Было жарко. Полдневное солнце жгло пыльную дорогу. Верхушки курганов и линия горизонта дрожали в струившемся воздухе. Река все так же ослепительно ярко и знойно шевелилась сверкающей рябью. Под горой желтело железнодорожное полотно, и, сверкая на солнце, бесконечно бежали рельсы.
II
Сидоркин спокойно шел за конвойными, пыля сапогами. От времени до времени он взглядывал на далекий луг, на синевшие вдали невысокие горы, на реку. Но он не думал о том, что это было красиво, широко, ярко и весело. Это были просто знакомые до последнего овражка, до последней колдобины луг и река, где он озлобленно боролся с людьми, непонятно для него не дававшими ему возможности кормиться у реки.

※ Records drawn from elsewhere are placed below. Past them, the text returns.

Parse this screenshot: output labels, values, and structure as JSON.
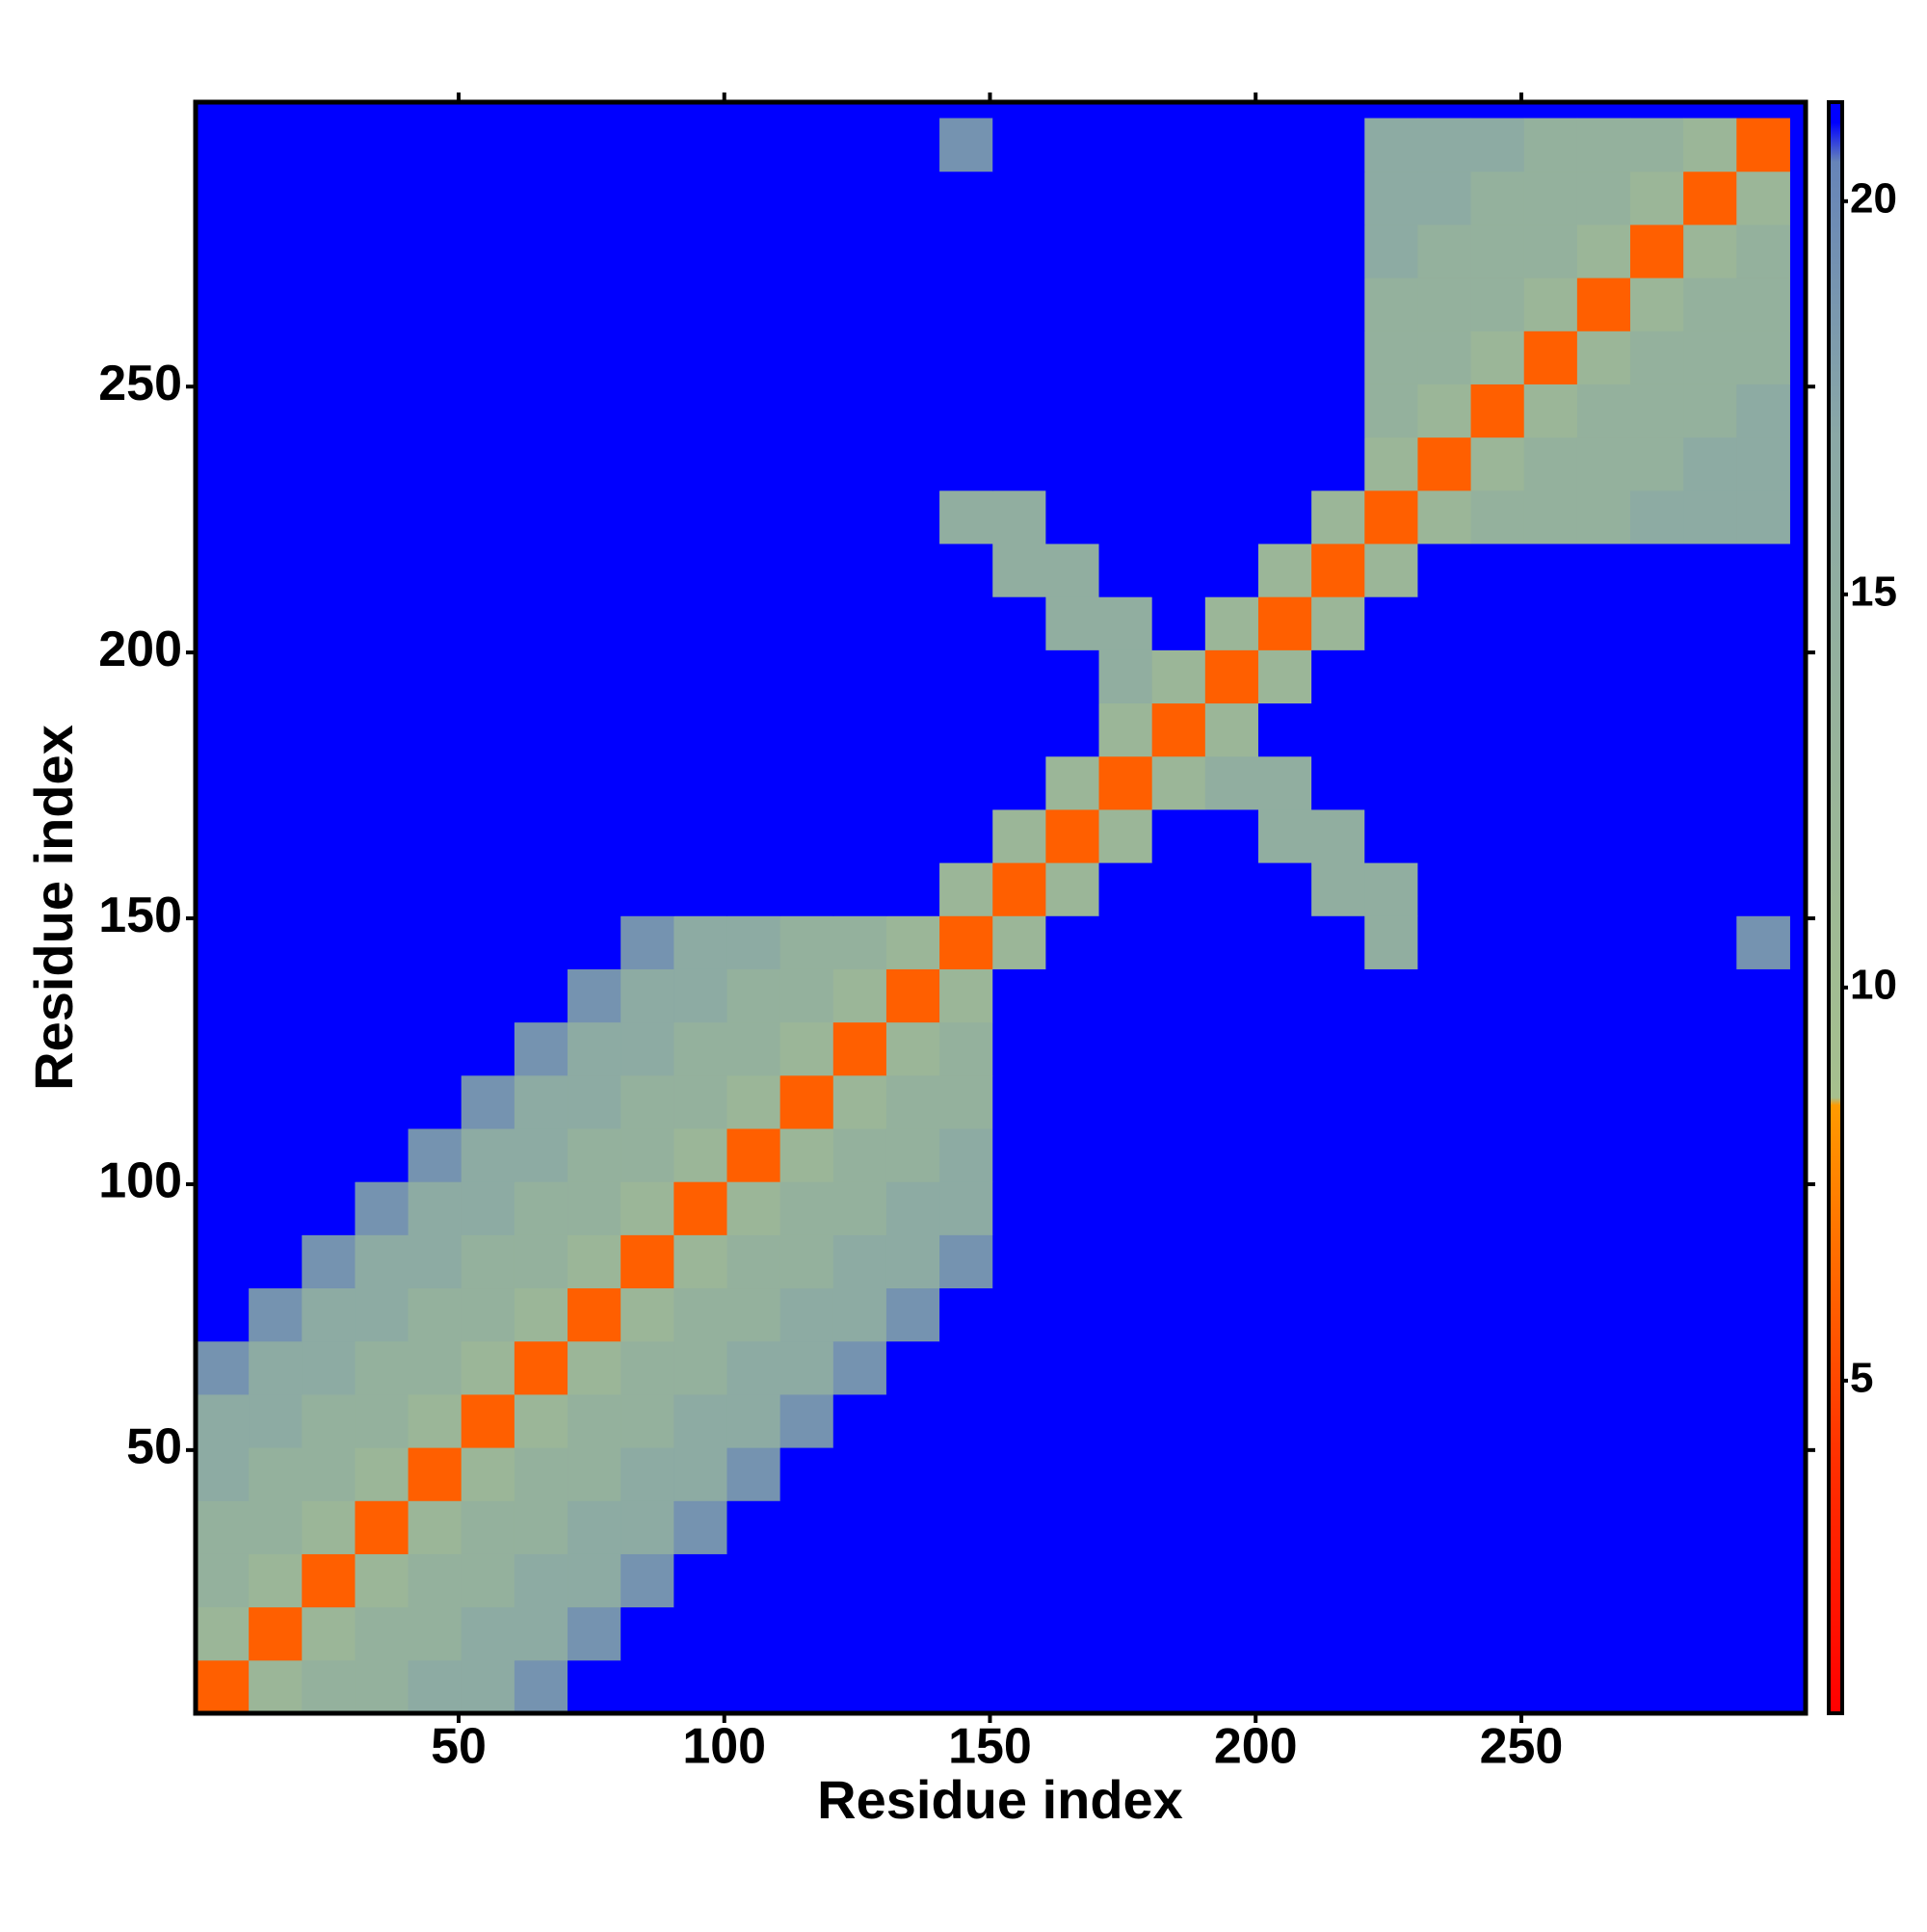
{
  "chart_data": {
    "type": "heatmap",
    "xlabel": "Residue index",
    "ylabel": "Residue index",
    "xlim": [
      0.5,
      303.5
    ],
    "ylim": [
      0.5,
      303.5
    ],
    "xticks": [
      50,
      100,
      150,
      200,
      250
    ],
    "yticks": [
      50,
      100,
      150,
      200,
      250
    ],
    "background_color": "#0000ff",
    "x_bins": [
      0.5,
      10.5,
      20.5,
      30.5,
      40.5,
      50.5,
      60.5,
      70.5,
      80.5,
      90.5,
      100.5,
      110.5,
      120.5,
      130.5,
      140.5,
      150.5,
      160.5,
      170.5,
      180.5,
      190.5,
      200.5,
      210.5,
      220.5,
      230.5,
      240.5,
      250.5,
      260.5,
      270.5,
      280.5,
      290.5,
      300.5
    ],
    "y_bins": [
      0.5,
      10.5,
      20.5,
      30.5,
      40.5,
      50.5,
      60.5,
      70.5,
      80.5,
      90.5,
      100.5,
      110.5,
      120.5,
      130.5,
      140.5,
      150.5,
      160.5,
      170.5,
      180.5,
      190.5,
      200.5,
      210.5,
      220.5,
      230.5,
      240.5,
      250.5,
      260.5,
      270.5,
      280.5,
      290.5,
      300.5
    ],
    "clim": [
      0.77,
      21.26
    ],
    "cticks": [
      5,
      10,
      15,
      20
    ],
    "colorscale": [
      {
        "value": 0.77,
        "color": "#ff0000"
      },
      {
        "value": 4,
        "color": "#ff3000"
      },
      {
        "value": 8.5,
        "color": "#ff9a00"
      },
      {
        "value": 8.6,
        "color": "#a6c08e"
      },
      {
        "value": 17,
        "color": "#8aa8a6"
      },
      {
        "value": 20.5,
        "color": "#6684b8"
      },
      {
        "value": 21,
        "color": "#0000ff"
      },
      {
        "value": 21.26,
        "color": "#0000ff"
      }
    ],
    "z": [
      [
        6,
        12,
        14,
        14,
        16,
        16,
        19,
        21,
        21,
        21,
        21,
        21,
        21,
        21,
        21,
        21,
        21,
        21,
        21,
        21,
        21,
        21,
        21,
        21,
        21,
        21,
        21,
        21,
        21,
        21
      ],
      [
        12,
        6,
        12,
        14,
        14,
        16,
        16,
        19,
        21,
        21,
        21,
        21,
        21,
        21,
        21,
        21,
        21,
        21,
        21,
        21,
        21,
        21,
        21,
        21,
        21,
        21,
        21,
        21,
        21,
        21
      ],
      [
        14,
        12,
        6,
        12,
        14,
        14,
        16,
        16,
        19,
        21,
        21,
        21,
        21,
        21,
        21,
        21,
        21,
        21,
        21,
        21,
        21,
        21,
        21,
        21,
        21,
        21,
        21,
        21,
        21,
        21
      ],
      [
        14,
        14,
        12,
        6,
        12,
        14,
        14,
        16,
        16,
        19,
        21,
        21,
        21,
        21,
        21,
        21,
        21,
        21,
        21,
        21,
        21,
        21,
        21,
        21,
        21,
        21,
        21,
        21,
        21,
        21
      ],
      [
        16,
        14,
        14,
        12,
        6,
        12,
        14,
        14,
        16,
        16,
        19,
        21,
        21,
        21,
        21,
        21,
        21,
        21,
        21,
        21,
        21,
        21,
        21,
        21,
        21,
        21,
        21,
        21,
        21,
        21
      ],
      [
        16,
        16,
        14,
        14,
        12,
        6,
        12,
        14,
        14,
        16,
        16,
        19,
        21,
        21,
        21,
        21,
        21,
        21,
        21,
        21,
        21,
        21,
        21,
        21,
        21,
        21,
        21,
        21,
        21,
        21
      ],
      [
        19,
        16,
        16,
        14,
        14,
        12,
        6,
        12,
        14,
        14,
        16,
        16,
        19,
        21,
        21,
        21,
        21,
        21,
        21,
        21,
        21,
        21,
        21,
        21,
        21,
        21,
        21,
        21,
        21,
        21
      ],
      [
        21,
        19,
        16,
        16,
        14,
        14,
        12,
        6,
        12,
        14,
        14,
        16,
        16,
        19,
        21,
        21,
        21,
        21,
        21,
        21,
        21,
        21,
        21,
        21,
        21,
        21,
        21,
        21,
        21,
        21
      ],
      [
        21,
        21,
        19,
        16,
        16,
        14,
        14,
        12,
        6,
        12,
        14,
        14,
        16,
        16,
        19,
        21,
        21,
        21,
        21,
        21,
        21,
        21,
        21,
        21,
        21,
        21,
        21,
        21,
        21,
        21
      ],
      [
        21,
        21,
        21,
        19,
        16,
        16,
        14,
        14,
        12,
        6,
        12,
        14,
        14,
        16,
        16,
        21,
        21,
        21,
        21,
        21,
        21,
        21,
        21,
        21,
        21,
        21,
        21,
        21,
        21,
        21
      ],
      [
        21,
        21,
        21,
        21,
        19,
        16,
        16,
        14,
        14,
        12,
        6,
        12,
        14,
        14,
        16,
        21,
        21,
        21,
        21,
        21,
        21,
        21,
        21,
        21,
        21,
        21,
        21,
        21,
        21,
        21
      ],
      [
        21,
        21,
        21,
        21,
        21,
        19,
        16,
        16,
        14,
        14,
        12,
        6,
        12,
        14,
        14,
        21,
        21,
        21,
        21,
        21,
        21,
        21,
        21,
        21,
        21,
        21,
        21,
        21,
        21,
        21
      ],
      [
        21,
        21,
        21,
        21,
        21,
        21,
        19,
        16,
        16,
        14,
        14,
        12,
        6,
        12,
        14,
        21,
        21,
        21,
        21,
        21,
        21,
        21,
        21,
        21,
        21,
        21,
        21,
        21,
        21,
        21
      ],
      [
        21,
        21,
        21,
        21,
        21,
        21,
        21,
        19,
        16,
        16,
        14,
        14,
        12,
        6,
        12,
        21,
        21,
        21,
        21,
        21,
        21,
        21,
        21,
        21,
        21,
        21,
        21,
        21,
        21,
        21
      ],
      [
        21,
        21,
        21,
        21,
        21,
        21,
        21,
        21,
        19,
        16,
        16,
        14,
        14,
        12,
        6,
        12,
        21,
        21,
        21,
        21,
        21,
        21,
        15,
        21,
        21,
        21,
        21,
        21,
        21,
        19
      ],
      [
        21,
        21,
        21,
        21,
        21,
        21,
        21,
        21,
        21,
        21,
        21,
        21,
        21,
        21,
        12,
        6,
        12,
        21,
        21,
        21,
        21,
        15,
        15,
        21,
        21,
        21,
        21,
        21,
        21,
        21
      ],
      [
        21,
        21,
        21,
        21,
        21,
        21,
        21,
        21,
        21,
        21,
        21,
        21,
        21,
        21,
        21,
        12,
        6,
        12,
        21,
        21,
        15,
        15,
        21,
        21,
        21,
        21,
        21,
        21,
        21,
        21
      ],
      [
        21,
        21,
        21,
        21,
        21,
        21,
        21,
        21,
        21,
        21,
        21,
        21,
        21,
        21,
        21,
        21,
        12,
        6,
        12,
        15,
        15,
        21,
        21,
        21,
        21,
        21,
        21,
        21,
        21,
        21
      ],
      [
        21,
        21,
        21,
        21,
        21,
        21,
        21,
        21,
        21,
        21,
        21,
        21,
        21,
        21,
        21,
        21,
        21,
        12,
        6,
        12,
        21,
        21,
        21,
        21,
        21,
        21,
        21,
        21,
        21,
        21
      ],
      [
        21,
        21,
        21,
        21,
        21,
        21,
        21,
        21,
        21,
        21,
        21,
        21,
        21,
        21,
        21,
        21,
        21,
        15,
        12,
        6,
        12,
        21,
        21,
        21,
        21,
        21,
        21,
        21,
        21,
        21
      ],
      [
        21,
        21,
        21,
        21,
        21,
        21,
        21,
        21,
        21,
        21,
        21,
        21,
        21,
        21,
        21,
        21,
        15,
        15,
        21,
        12,
        6,
        12,
        21,
        21,
        21,
        21,
        21,
        21,
        21,
        21
      ],
      [
        21,
        21,
        21,
        21,
        21,
        21,
        21,
        21,
        21,
        21,
        21,
        21,
        21,
        21,
        21,
        15,
        15,
        21,
        21,
        21,
        12,
        6,
        12,
        21,
        21,
        21,
        21,
        21,
        21,
        21
      ],
      [
        21,
        21,
        21,
        21,
        21,
        21,
        21,
        21,
        21,
        21,
        21,
        21,
        21,
        21,
        15,
        15,
        21,
        21,
        21,
        21,
        21,
        12,
        6,
        12,
        14,
        14,
        14,
        16,
        16,
        16
      ],
      [
        21,
        21,
        21,
        21,
        21,
        21,
        21,
        21,
        21,
        21,
        21,
        21,
        21,
        21,
        21,
        21,
        21,
        21,
        21,
        21,
        21,
        21,
        12,
        6,
        12,
        14,
        14,
        14,
        16,
        16
      ],
      [
        21,
        21,
        21,
        21,
        21,
        21,
        21,
        21,
        21,
        21,
        21,
        21,
        21,
        21,
        21,
        21,
        21,
        21,
        21,
        21,
        21,
        21,
        14,
        12,
        6,
        12,
        14,
        14,
        14,
        16
      ],
      [
        21,
        21,
        21,
        21,
        21,
        21,
        21,
        21,
        21,
        21,
        21,
        21,
        21,
        21,
        21,
        21,
        21,
        21,
        21,
        21,
        21,
        21,
        14,
        14,
        12,
        6,
        12,
        14,
        14,
        14
      ],
      [
        21,
        21,
        21,
        21,
        21,
        21,
        21,
        21,
        21,
        21,
        21,
        21,
        21,
        21,
        21,
        21,
        21,
        21,
        21,
        21,
        21,
        21,
        14,
        14,
        14,
        12,
        6,
        12,
        14,
        14
      ],
      [
        21,
        21,
        21,
        21,
        21,
        21,
        21,
        21,
        21,
        21,
        21,
        21,
        21,
        21,
        21,
        21,
        21,
        21,
        21,
        21,
        21,
        21,
        16,
        14,
        14,
        14,
        12,
        6,
        12,
        14
      ],
      [
        21,
        21,
        21,
        21,
        21,
        21,
        21,
        21,
        21,
        21,
        21,
        21,
        21,
        21,
        21,
        21,
        21,
        21,
        21,
        21,
        21,
        21,
        16,
        16,
        14,
        14,
        14,
        12,
        6,
        12
      ],
      [
        21,
        21,
        21,
        21,
        21,
        21,
        21,
        21,
        21,
        21,
        21,
        21,
        21,
        21,
        19,
        21,
        21,
        21,
        21,
        21,
        21,
        21,
        16,
        16,
        16,
        14,
        14,
        14,
        12,
        6
      ]
    ]
  }
}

По мере того как охрана рыбных богатств становилась строже и строже, эта борьба делалась ожесточеннее и беспощаднее. Чины рыболовной полиции и рыбаки видели друг в друге не охранителей и нарушителей закона, а своих личных злейших врагов, жестоких и неумолимых, по отношению к которым все допускалось.
В борьбе с рыболовной полицией выработалась целая система. В запрещенное для лова рыбы время, именно весною, когда рыба шла вверх метать икру, берега реки как бы оказывались на военном положении. На различных пунктах стояли часовые, зорко наблюдавшие за рекой. Как только вдали показывался катер рыболовной полиции, по берегу скакали конные, извещавшие рыбаков о появлении врага, — и река на несколько верст впереди катера очищалась от рыбацких лодок, которые втаскивались на берег, а сети прятались в укромные места. Для переговоров на расстоянии употребляли флаги и другие сигналы; ночью жгли солому на высоких шестах и стреляли из ружей.
С наступлением разрешения лова положение мало менялось. Чтобы оградить от окончательного истребления рыбу, которую беспощадно преследовали в реке, в море крючьями, сетями, неводами, приволоками и другими истребительными снарядами, — взморье и устье разбившейся на множество рукавов реки было объявлено заповедным: там безусловно и навсегда воспрещался лов рыбы. И рыба, повсюду гонимая, преследуемая, истребляемая, ни днем, ни ночью не находя себе места, огромными стадами устремлялась в заповедные места — единственный уголок, где она могла укрыться от жестоких преследователей. Камыши заповедных вод буквально кишели рыбой. Вот сюда-то и рвались рыбаки, и здесь-то и происходили ожесточенные столкновения с полицией.
Эта жизнь, полная тревог, неожиданностей, опасности, неуверенности в завтрашнем дне, постоянно меняющаяся перспектива то богатства, то нищеты налагали неизгладимый отпечаток на рыбацкое население. Их хаты стояли как попало на берегу — без огорожи, без ворот, без хозяйственных пристроек. Бабы не пекли хлеба, не водили птицы, все бралось с базара. Вся обстановка носила какой-то временный характер, точно это раскинулся лагерь. Все, кто терпел неудачу, разорялся на хозяйстве, шли сюда. Эти люди питали странное отвращение к городским профессиям и обнаруживали неумение приспособляться к городской обстановке. Они крепко держались за рыбацкий промысел как за последнее средство честным путем добывать хлеб.